Annotate with CADD

This documents how to use vcfanno to annotate a VCF with CADD scores.

"CADD is a tool for scoring the deleteriousness of single nucleotide variants as well as insertion/deletions variants in the human genome." Users of CADD should refer to the web page for citation and use requirements.

Config

From here, we can specify a conf file:

[[annotation]]
file="whole_genome_SNVs.tsv.gz"
names=["cadd_raw", "cadd_phred"]
ops=["mean", "mean"]
columns=[4, 5]

Annotation

And we can run vcfanno as:

vcfanno -p 12 cadd.conf query.vcf > query.anno.vcf

As an extreme case, we can run this on the ExAC VCF:

vcfanno -p 18 cadd.conf ExAC.r0.3.sites.vep.tidy.vcf.gz | bgzip -c > /tmp/exac-cadd.vcf.gz

This takes about 88 minutes on a good server.
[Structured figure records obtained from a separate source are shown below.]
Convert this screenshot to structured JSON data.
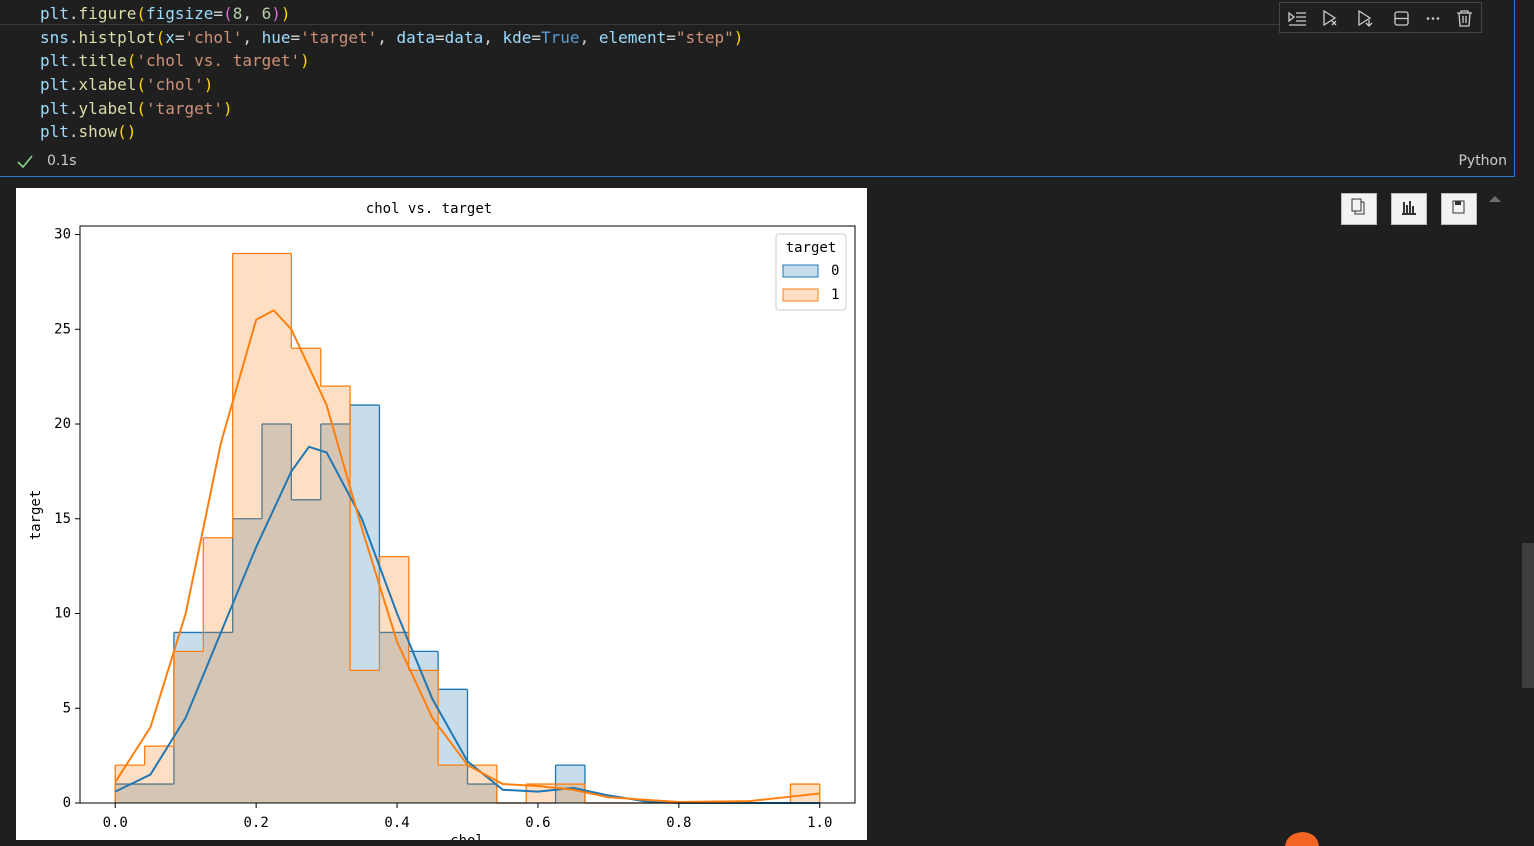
{
  "code": {
    "lines": [
      "plt.figure(figsize=(8, 6))",
      "sns.histplot(x='chol', hue='target', data=data, kde=True, element=\"step\")",
      "plt.title('chol vs. target')",
      "plt.xlabel('chol')",
      "plt.ylabel('target')",
      "plt.show()"
    ]
  },
  "status": {
    "time": "0.1s",
    "language": "Python"
  },
  "chart_data": {
    "type": "histogram",
    "title": "chol vs. target",
    "x_label": "chol",
    "y_label": "target",
    "bins": [
      0,
      0.0417,
      0.0833,
      0.125,
      0.1667,
      0.2083,
      0.25,
      0.2917,
      0.3333,
      0.375,
      0.4167,
      0.4583,
      0.5,
      0.5417,
      0.5833,
      0.625,
      0.6667,
      0.7083,
      0.75,
      0.7917,
      0.8333,
      0.875,
      0.9167,
      0.9583,
      1
    ],
    "series": [
      {
        "name": "0",
        "color": "#1f77b4",
        "values": [
          1,
          1,
          9,
          9,
          15,
          20,
          16,
          20,
          21,
          9,
          8,
          6,
          1,
          0,
          0,
          2,
          0,
          0,
          0,
          0,
          0,
          0,
          0,
          0
        ],
        "kde": {
          "x": [
            0,
            0.05,
            0.1,
            0.15,
            0.2,
            0.25,
            0.275,
            0.3,
            0.35,
            0.4,
            0.45,
            0.5,
            0.55,
            0.6,
            0.65,
            0.7,
            0.75,
            0.8,
            0.9,
            1
          ],
          "values": [
            0.6,
            1.5,
            4.5,
            9,
            13.5,
            17.5,
            18.8,
            18.5,
            15,
            10,
            5.5,
            2.2,
            0.7,
            0.6,
            0.8,
            0.4,
            0.1,
            0,
            0,
            0
          ]
        }
      },
      {
        "name": "1",
        "color": "#ff7f0e",
        "values": [
          2,
          3,
          8,
          14,
          29,
          29,
          24,
          22,
          7,
          13,
          7,
          2,
          2,
          0,
          1,
          1,
          0,
          0,
          0,
          0,
          0,
          0,
          0,
          1
        ],
        "kde": {
          "x": [
            0,
            0.05,
            0.1,
            0.15,
            0.2,
            0.225,
            0.25,
            0.3,
            0.35,
            0.4,
            0.45,
            0.5,
            0.55,
            0.6,
            0.65,
            0.7,
            0.8,
            0.9,
            0.95,
            1
          ],
          "values": [
            1.1,
            4,
            10,
            19,
            25.5,
            26,
            25,
            21,
            14.5,
            8.5,
            4.5,
            2,
            1,
            0.9,
            0.7,
            0.3,
            0.05,
            0.1,
            0.3,
            0.5
          ]
        }
      }
    ],
    "legend_title": "target",
    "legend": "upper right",
    "xlim": [
      -0.05,
      1.05
    ],
    "ylim": [
      0,
      30.45
    ],
    "xticks": [
      {
        "value": 0,
        "label": "0.0"
      },
      0.2,
      0.4,
      0.6,
      0.8,
      {
        "value": 1,
        "label": "1.0"
      }
    ],
    "yticks": [
      0,
      5,
      10,
      15,
      20,
      25,
      30
    ]
  }
}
This time will improve in future versions but it is due to the large number of lines that must be parsed from the CADD VCF, even with the algorithm that allows it to avoid parsing annotation intervals that fall in large gaps in the query. By comparison, bedtools intersect -sorted takes 92 minutes for this same overlap.

Note

This will only work for single-nucleotide variants since the default for VCF is to match on REF and ALT.